Curriculum that merely conflicts with a student’s religious beliefs does not violate the Free Exercise Clause. Parker v. Hurley […] (requirement that public school students to read a book featuring gay couples did not violate constitutional rights of Christian parents or children); […] Torlakson […] (ruling that requiring students to learn class material that the plaintiffs viewed as “derogatory towards Hinduism” did not violate the Free Exercise Clause). “‘[D]istinctions must be drawn between those governmental actions that actually interfere with the exercise of religion, and those that merely require or result in exposure to attitudes and outlooks at odds with perspective prompted by religion.’” Torlakson […]. Government action that merely offends religious beliefs do not violate the Free Exercise Clause, “‘actual burden on the profession or exercise of religion is required.’” [Torlakson].

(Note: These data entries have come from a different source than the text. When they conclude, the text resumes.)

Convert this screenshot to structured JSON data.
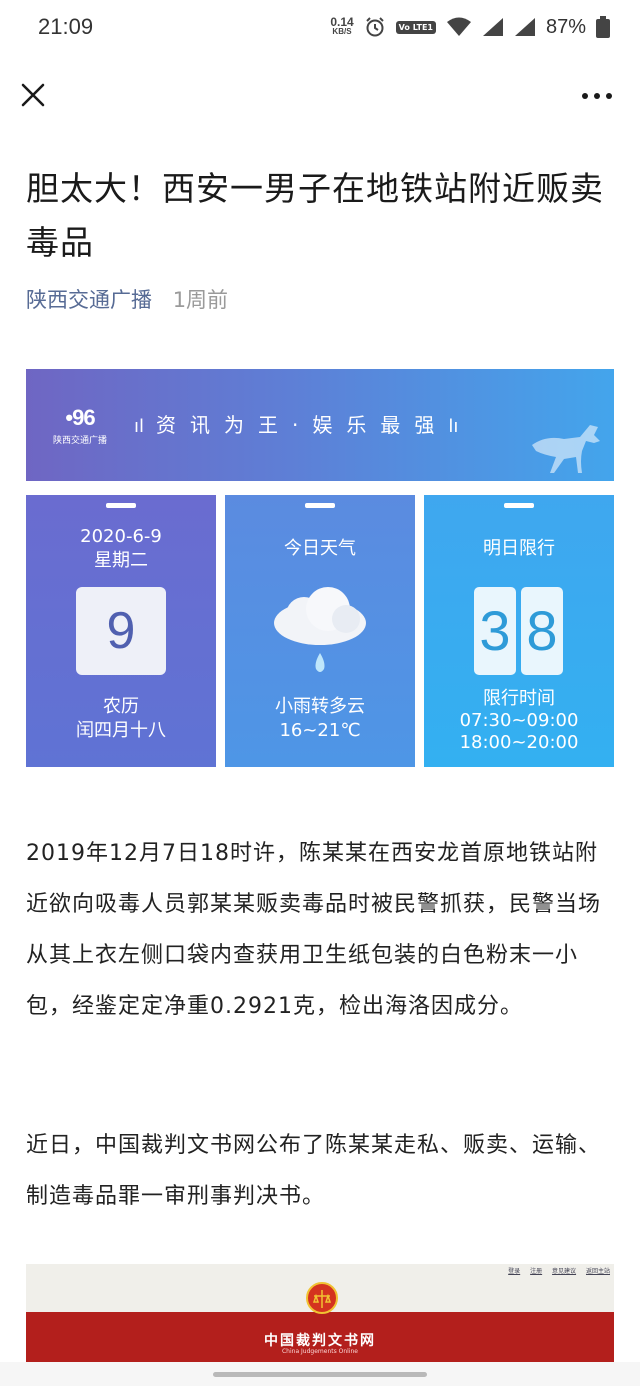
{
  "status_bar": {
    "time": "21:09",
    "net_speed_value": "0.14",
    "net_speed_unit": "KB/S",
    "volte_label": "Vo LTE1",
    "battery": "87%"
  },
  "nav": {
    "close_icon": "close-icon",
    "more_icon": "more-icon"
  },
  "article": {
    "title": "胆太大！西安一男子在地铁站附近贩卖毒品",
    "author": "陕西交通广播",
    "time": "1周前",
    "paragraphs": [
      "2019年12月7日18时许，陈某某在西安龙首原地铁站附近欲向吸毒人员郭某某贩卖毒品时被民警抓获，民警当场从其上衣左侧口袋内查获用卫生纸包装的白色粉末一小包，经鉴定定净重0.2921克，检出海洛因成分。",
      "近日，中国裁判文书网公布了陈某某走私、贩卖、运输、制造毒品罪一审刑事判决书。"
    ]
  },
  "banner": {
    "logo_mark": "•96",
    "logo_name": "陕西交通广播",
    "slogan": "资讯为王·娱乐最强",
    "card_date": {
      "date": "2020-6-9",
      "weekday": "星期二",
      "day": "9",
      "lunar_label": "农历",
      "lunar_date": "闰四月十八"
    },
    "card_weather": {
      "title": "今日天气",
      "condition": "小雨转多云",
      "temperature": "16~21℃"
    },
    "card_limit": {
      "title": "明日限行",
      "digit_1": "3",
      "digit_2": "8",
      "label": "限行时间",
      "time_1": "07:30~09:00",
      "time_2": "18:00~20:00"
    }
  },
  "court_image": {
    "links": [
      "登录",
      "注册",
      "意见建议",
      "返回主站"
    ],
    "name": "中国裁判文书网",
    "name_en": "China Judgements Online"
  }
}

Here, Mr. Sabra alleges that he was forced to choose between denouncing his religion by selecting the “correct” answer or receiving a lower grade. That is simply not correct. As Defendants point out, Mr. Sabra was not required to adopt the views expressed by Dr. Damask or the authors Dr. Damask cited to in his course, but only to demonstrate an understanding of the material taught. Dr. Damask’s course did not inhibit Mr. Sabra’s personal worship in any way. Instead, Mr. Sabra was simply exposed to “attitudes and outlooks at odds” with his own religious perspective. See Torlakson […]. Therefore, as a matter of law, the Court finds that the Plaintiff’s allegations do not amount to a violation of the Free Exercise Clause by the Defendants, and these claims must be dismissed[.]

Brnovich also cited multiple cases in her dismissal of Sabra’s case due to a lack of subject-matter jurisdiction. Brnovich found that Sabra did not prove he was entitled to relief from the court. “Threadbare recitals of the elements of a cause of action, supported by mere conclusory statements, do not suffice,” wrote Brnovich. “Without jurisdiction the court cannot proceed at all in any cause. Jurisdiction is power to declare the law, and when it ceases to exist, the only function remaining to the court is that of announcing the fact and dismissing the cause.”

The judge also found that Sabra did not incur actual injury. Sabra finished the World Politics course before bringing this action and no “official policy” was alleged to have caused his injuries, explained the judge.

The judge dispensed quickly CAIR-AZ’s claim that they had to divert their resources to create a campaign correcting the “Islamophobic information.” The judge found that the organization did not do anything outside their normal realm of advocacy.

The court concluded that if Dr. Damask had been put on notice that his actions might be unconstitutional, he would be entitled to qualified immunity if Sabra’s claims had not been dismissed on other grounds.

“Others — be they adherents to the Islamic faith or the academics who study it — may reach different conclusions than Damask,” noted the Foundation for Individual Rights in Education, which first brought the case to the public’s attention. “ But it is the role of the professor to decide how to present and test material in their courses; their expertise on the matter is why a college or university has hired them. It is not the role of judges or administrators — who may answer to elected board members with political interests at odds with a faculty member’s views — to decide what questions to ask or their correct answers. That would create (and in this same community college district has created) a risk to scholars supportive or critical of any religion, including Islam.”